Fairly standard greenfield projects seem to be the absolute best scenario for an LLM. It is impressive, but that's not what most professional software development work is, in my experience. Even once I know what specifically to code I spend much more time ensuring that code will be consistent and maintainable with the rest of the project than with just getting it to work. So far I haven't found LLMs to be all that good at that sort of work.

skapadia|1 year ago

Did you take a look at the code generated? Was it well designed and amenable to extension / building on top of?

I've been impressed with the ability to generate "throw away" code for testing out an idea or rapidly prototyping something.

nativeit|1 year ago

Considering the current state of the industry, and the prevailing corporate climate, are you sure your job is about to get easier, or are you about to experience cuts to both jobs and pay?

insane_dreamer|1 year ago

The problem is that it only works for basic stuff for which there is a lot of existing example code out there to work with.

In niche situations it's not helpful at all in writing code that works (or even close). It is helpful as a quick lookup for docs for libs or functions you don't use much, or for gotchas that you might otherwise search StackOverflow for answers to.

It's good for quick-and-dirty code that I need for one-off scripts, testing, and stuff like that which won't make it into production.

apwell23|1 year ago

So what is his plan to fix all the bugs that claude hallucinated in the code ?

JanSt|1 year ago

I'm confident you have not used Cursor Composer + Claude 3.5 Sonnet. I'd say the level of bugs is no higher than that of a typical engineer - maybe even lower.

dagw|1 year ago

Claude is actually surprisingly good at fixing bugs as well. Feed it a code snippet and either the error message or a brief description of the problem and it will in many cases generate new code that works.

charlie0|1 year ago

Sounds like CRUD boilerplate. Sure, it's great to have AI build this out and it saves a ton of time, but I've yet to see any examples (online or otherwise) or people building complex business rules and feature sets using AI.

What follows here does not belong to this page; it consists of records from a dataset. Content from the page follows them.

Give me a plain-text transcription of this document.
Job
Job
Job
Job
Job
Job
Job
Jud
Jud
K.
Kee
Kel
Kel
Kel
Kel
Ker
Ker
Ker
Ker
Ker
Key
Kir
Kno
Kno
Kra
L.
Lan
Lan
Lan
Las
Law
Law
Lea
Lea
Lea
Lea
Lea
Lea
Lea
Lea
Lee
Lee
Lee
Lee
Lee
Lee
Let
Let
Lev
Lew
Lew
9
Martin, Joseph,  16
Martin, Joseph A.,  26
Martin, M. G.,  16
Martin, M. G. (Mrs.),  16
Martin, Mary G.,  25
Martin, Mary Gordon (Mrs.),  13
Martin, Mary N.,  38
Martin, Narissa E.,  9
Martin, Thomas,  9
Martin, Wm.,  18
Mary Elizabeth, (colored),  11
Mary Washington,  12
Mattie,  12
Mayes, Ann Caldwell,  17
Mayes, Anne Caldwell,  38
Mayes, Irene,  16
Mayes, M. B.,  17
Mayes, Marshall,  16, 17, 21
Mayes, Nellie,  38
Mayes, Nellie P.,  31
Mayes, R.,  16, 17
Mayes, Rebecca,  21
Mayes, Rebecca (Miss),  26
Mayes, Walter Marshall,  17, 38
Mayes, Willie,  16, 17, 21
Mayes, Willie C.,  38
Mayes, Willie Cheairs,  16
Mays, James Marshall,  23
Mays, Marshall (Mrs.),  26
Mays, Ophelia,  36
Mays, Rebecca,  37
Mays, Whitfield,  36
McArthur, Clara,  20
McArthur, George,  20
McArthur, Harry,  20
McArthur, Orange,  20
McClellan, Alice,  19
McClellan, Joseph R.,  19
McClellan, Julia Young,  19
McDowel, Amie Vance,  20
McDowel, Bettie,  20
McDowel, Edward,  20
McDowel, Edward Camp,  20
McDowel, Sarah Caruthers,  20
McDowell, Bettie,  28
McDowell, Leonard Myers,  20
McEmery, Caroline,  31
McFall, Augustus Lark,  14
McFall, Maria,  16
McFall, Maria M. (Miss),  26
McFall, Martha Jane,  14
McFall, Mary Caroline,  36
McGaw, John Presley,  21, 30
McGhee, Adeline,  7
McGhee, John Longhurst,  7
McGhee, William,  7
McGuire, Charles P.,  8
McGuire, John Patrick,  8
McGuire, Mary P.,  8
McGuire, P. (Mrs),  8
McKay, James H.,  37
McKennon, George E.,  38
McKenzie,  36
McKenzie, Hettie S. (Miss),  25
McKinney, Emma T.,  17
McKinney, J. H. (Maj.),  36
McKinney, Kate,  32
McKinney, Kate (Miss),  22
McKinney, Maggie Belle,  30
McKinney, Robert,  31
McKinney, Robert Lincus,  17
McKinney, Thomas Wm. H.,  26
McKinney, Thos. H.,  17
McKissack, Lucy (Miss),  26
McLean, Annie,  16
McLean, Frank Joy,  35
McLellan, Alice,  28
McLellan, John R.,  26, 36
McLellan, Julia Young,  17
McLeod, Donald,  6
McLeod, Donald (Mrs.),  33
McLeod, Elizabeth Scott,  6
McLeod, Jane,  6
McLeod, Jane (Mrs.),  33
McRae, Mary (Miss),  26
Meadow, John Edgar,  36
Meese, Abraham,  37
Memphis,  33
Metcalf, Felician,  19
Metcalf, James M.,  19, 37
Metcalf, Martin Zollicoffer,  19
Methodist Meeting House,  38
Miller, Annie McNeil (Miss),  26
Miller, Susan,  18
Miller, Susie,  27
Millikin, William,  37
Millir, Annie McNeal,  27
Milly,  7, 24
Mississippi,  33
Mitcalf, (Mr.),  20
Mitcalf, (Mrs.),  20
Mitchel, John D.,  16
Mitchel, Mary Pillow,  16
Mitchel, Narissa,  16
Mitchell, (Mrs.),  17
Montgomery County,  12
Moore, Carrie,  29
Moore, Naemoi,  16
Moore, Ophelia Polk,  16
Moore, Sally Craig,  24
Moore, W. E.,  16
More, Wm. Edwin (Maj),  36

The sad part is beginners using the boilerplate code won't get any practice building apps and will completely fail at the complex parts of an app OR try to use AI to build it and it will be terrible code.

skywhopper|1 year ago

I hear these stories, and I have to wonder, how useful is the app really? Was it actually built to address a need or was it built to learn the coding tool? Is it secure, maintainable, accessible, deployable, and usable? Or is it just a tweaked demo? Plenty of demo apps have all those features, but would never serve as the basis for something real or meet actual customer needs.

SJC_Hacker|1 year ago

Yeah AI can give you a good base if its something thats been done before (which admittedly, 99% of SE projects are), especially in the target language.

Yeah, if you want tic-tac-toe or snake, you can simply ask ChatGPT and it will spit out something reasonable.

But this is not much better than a search engine/framework to be honest.

Asking it to be "creative" or to tweak existing code however ...

JanSt|1 year ago

Yes, the value of a single engineer can easily double. Even a junior - and it's much easier for them to ask Claude for help than the senior engineer on the team (low barrier for unblock).